While the cake cooled I unwrapped my presents.  Nathan gave me the best gift, arriving from Colorado just for the occasion.  We were all together, a complete family as a result.  That doesn’t happen very often anymore.  It’s surprising how much I miss it.

Wendy gave me pants.  Heaven knows, I need them.

Kim gave me a T-shirt.  I read the message printed on the front aloud.  “If a man speaks on a desert island and no woman is there to hear him, is he still wrong?”

It struck me just right.  I had to laugh, even though I was the butt of the joke.  I pointed out to my daughter that if a man were alone on a desert isle that he wouldn’t speak.  There’d be no need.

My son joined in.  “If a woman were alone on a desert island would she shut up?”  He paused a moment, reflecting.  “Would the NSA still record it?”

“You’ve got a couple of points there, buddy.”  I slapped my leg, laughing louder.

My daughter made a face.

My wife decided to take umbrage with the entire exchange.

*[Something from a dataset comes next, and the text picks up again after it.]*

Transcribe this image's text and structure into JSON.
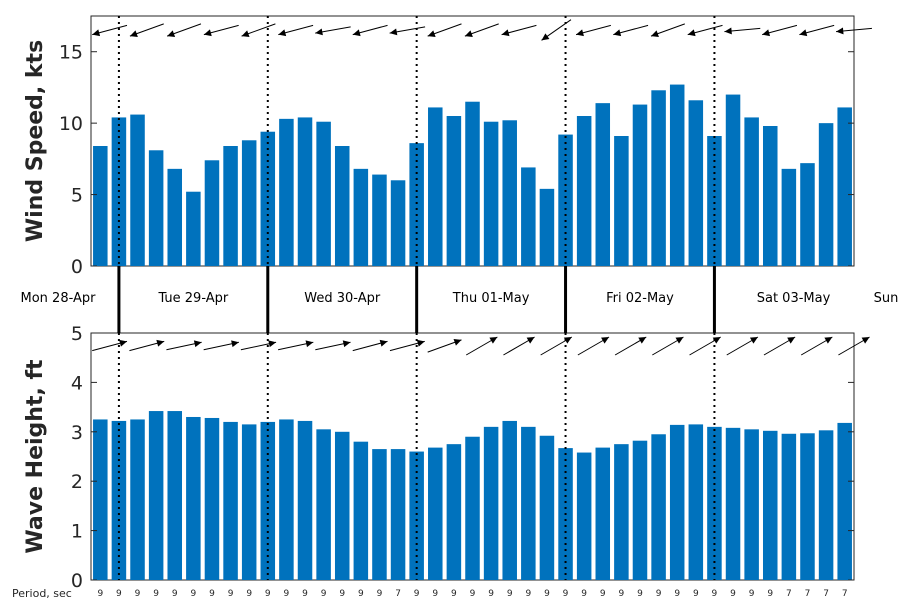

The result?  Even though it was my birthday, my daughter gave me the T-shirt which was one I’d never seen before and I certainly hadn’t written its text, I was thoroughly censured for my sexist humor.

It made me laugh all the harder because I’d say their objections proved the message.  Completely.

After all, I did read it aloud.  Worse, in this instance, two women heard me.
Yeah.

I was SO wrong and, I should point out, for far, far, FAR from the first time.

When we finally moved on to wax-flavored birthday cake, I winked at Nathan.

I don’t know about your family but mine wouldn’t be together unless we disagreed.